Why you are your portfolio's biggest risk (behaviour beats fund choice)

What you'll learn

Understand why investor behaviour, not fund selection, usually decides real-world returns.

The biggest threat to your investments is not a market crash or picking the "wrong" fund. It is you - specifically, what you do when prices fall. How you behave usually matters more than which fund you choose.

The behaviour gap

Studies repeatedly find a gap between what an investment returns and what the average investor actually earns from it. The fund goes up over time, but the investor jumps in and out at the wrong moments and pockets less.

What is measuredWhat it capturesTypical pattern
Fund returnThe investment itself, left aloneHigher
Investor returnWhat people actually keepLower
The behaviour gapThe difference between the twoCaused by mistiming

Why behaviour wins

Two people can own the same fund and end up with very different results. One stayed invested through a downturn. The other panicked, sold near the bottom, and bought back only after prices recovered. Same fund, different behaviour, different outcome.

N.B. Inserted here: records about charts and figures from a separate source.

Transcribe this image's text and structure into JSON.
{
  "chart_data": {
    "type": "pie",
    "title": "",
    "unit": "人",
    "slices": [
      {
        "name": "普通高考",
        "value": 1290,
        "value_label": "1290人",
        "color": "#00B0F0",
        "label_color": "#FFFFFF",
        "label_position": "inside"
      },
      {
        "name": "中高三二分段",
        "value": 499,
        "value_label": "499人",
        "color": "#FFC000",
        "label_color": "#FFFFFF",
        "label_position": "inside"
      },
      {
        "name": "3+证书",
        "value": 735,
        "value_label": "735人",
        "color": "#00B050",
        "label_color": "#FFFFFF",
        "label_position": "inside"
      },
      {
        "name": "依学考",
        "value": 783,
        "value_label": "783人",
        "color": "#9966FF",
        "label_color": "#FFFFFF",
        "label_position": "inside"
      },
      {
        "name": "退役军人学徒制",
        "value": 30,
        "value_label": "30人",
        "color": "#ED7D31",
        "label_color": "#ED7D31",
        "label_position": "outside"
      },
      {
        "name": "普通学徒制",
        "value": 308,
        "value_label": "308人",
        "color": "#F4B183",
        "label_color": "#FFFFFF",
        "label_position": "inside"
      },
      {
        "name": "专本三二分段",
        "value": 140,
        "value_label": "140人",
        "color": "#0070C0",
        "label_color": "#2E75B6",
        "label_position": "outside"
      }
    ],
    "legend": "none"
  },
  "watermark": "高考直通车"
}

This is why obsessing over which of two similar low-cost funds to pick misses the point. The far bigger lever is whether you can sit still when it is uncomfortable.

How to be your own ally

  • Automate your contributions so investing happens without a decision.
  • Write a plan in calm times stating you will not sell in a fall.
  • Check less. Frequent balance-watching feeds anxiety and tempts action.
  • Expect downturns. They are the price of long-term growth, not a sign to flee.

Key takeaways

  • The behaviour gap is the shortfall between fund returns and what investors actually keep.
  • Two people in the same fund can get different results purely from how they behave.
  • Staying invested usually matters more than choosing between similar funds.
  • Automating and pre-committing removes the in-the-moment decisions where mistakes happen.
Illustrative: the behaviour gap
Fund return (stayed invested)About 7% a year
Investor return (mistimed moves)About 5% a year

Illustrative only: a stylised example showing how the return an investor actually keeps can fall short of the fund return when they buy and sell at the wrong moments. The figures are made up to show the shape of the gap, not real performance, and are not a forecast.

Frequently asked questions

What is the behaviour gap?

It is the difference between what an investment returns and what an investor actually earns from it, caused by buying and selling at the wrong times. Poor timing can quietly shrink real-world returns even when the fund itself does fine.

Does this mean fund choice does not matter?

Fund choice still matters, especially keeping costs low and staying diversified. But for most people, sitting tight through ups and downs matters more than swapping between similar funds.

How do I stop my own behaviour hurting me?

Automate contributions, write a simple plan in calm times, avoid checking your balance constantly, and decide in advance that you will not sell during a fall. Removing decisions removes mistakes.

General information, not financial advice. The value of investments can fall as well as rise, and figures and rules can change; check the current position before acting.